IV requires strong assumptions, but when those assumptions are credible, it provides a path to causal inference even in challenging observational settings.

13.9 Check Your Understanding

For each question below, select the best answer from the dropdown menu.

  1. Endogeneity means the explanatory variable is correlated with the error term: Cov(X, μ) ≠ 0. This violates the key OLS assumption and causes bias. Common sources include omitted variables, selection, and reverse causality.

  2. Relevance (Cov(Z, X) ≠ 0) can be tested by regressing X on Z and checking the F-statistic. The exclusion restriction (Cov(Z, μ) = 0) cannot be directly tested because we don’t observe μ. It must be justified with economic reasoning.

  3. Parents tend to prefer having children of both sexes. If their first two children are the same sex, they’re more likely to try for a third to “get” the other sex. Since biological sex is essentially random, this creates exogenous variation in fertility.

  4. Stock and Yogo (2005) established that a first-stage F-statistic below 10 indicates a weak instrument. With weak instruments, 2SLS estimates are biased (toward OLS) and inference is unreliable.

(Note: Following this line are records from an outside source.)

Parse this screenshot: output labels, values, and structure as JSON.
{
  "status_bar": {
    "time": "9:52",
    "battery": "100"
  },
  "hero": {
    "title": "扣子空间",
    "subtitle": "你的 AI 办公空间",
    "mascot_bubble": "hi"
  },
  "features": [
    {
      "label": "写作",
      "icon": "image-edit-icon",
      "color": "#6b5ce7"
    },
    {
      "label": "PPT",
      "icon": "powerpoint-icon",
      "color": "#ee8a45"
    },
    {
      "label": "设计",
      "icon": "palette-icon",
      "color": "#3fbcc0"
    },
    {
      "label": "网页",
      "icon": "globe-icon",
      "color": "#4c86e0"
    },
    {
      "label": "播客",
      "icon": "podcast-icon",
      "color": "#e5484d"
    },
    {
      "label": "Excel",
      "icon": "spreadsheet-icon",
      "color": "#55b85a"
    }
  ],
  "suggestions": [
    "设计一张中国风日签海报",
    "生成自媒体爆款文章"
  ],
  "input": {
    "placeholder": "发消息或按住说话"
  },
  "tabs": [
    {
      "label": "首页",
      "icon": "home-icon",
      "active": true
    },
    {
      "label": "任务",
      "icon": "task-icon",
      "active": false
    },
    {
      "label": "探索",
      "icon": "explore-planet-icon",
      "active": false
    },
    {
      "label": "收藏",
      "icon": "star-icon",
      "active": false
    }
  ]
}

  5. IV estimates the Local Average Treatment Effect (LATE) for compliers—those whose treatment status was actually changed by the instrument. It doesn’t identify effects for always-takers or never-takers, whose treatment status is unaffected by the instrument.

  6. This pattern suggests that the OLS relationship was driven by selection or omitted variable bias rather than a true causal effect. For example, if people who choose X also have characteristics that lead to lower Y, OLS would show a negative correlation even if X has no causal effect. 2SLS, by using only exogenous variation, reveals that the true causal effect is zero.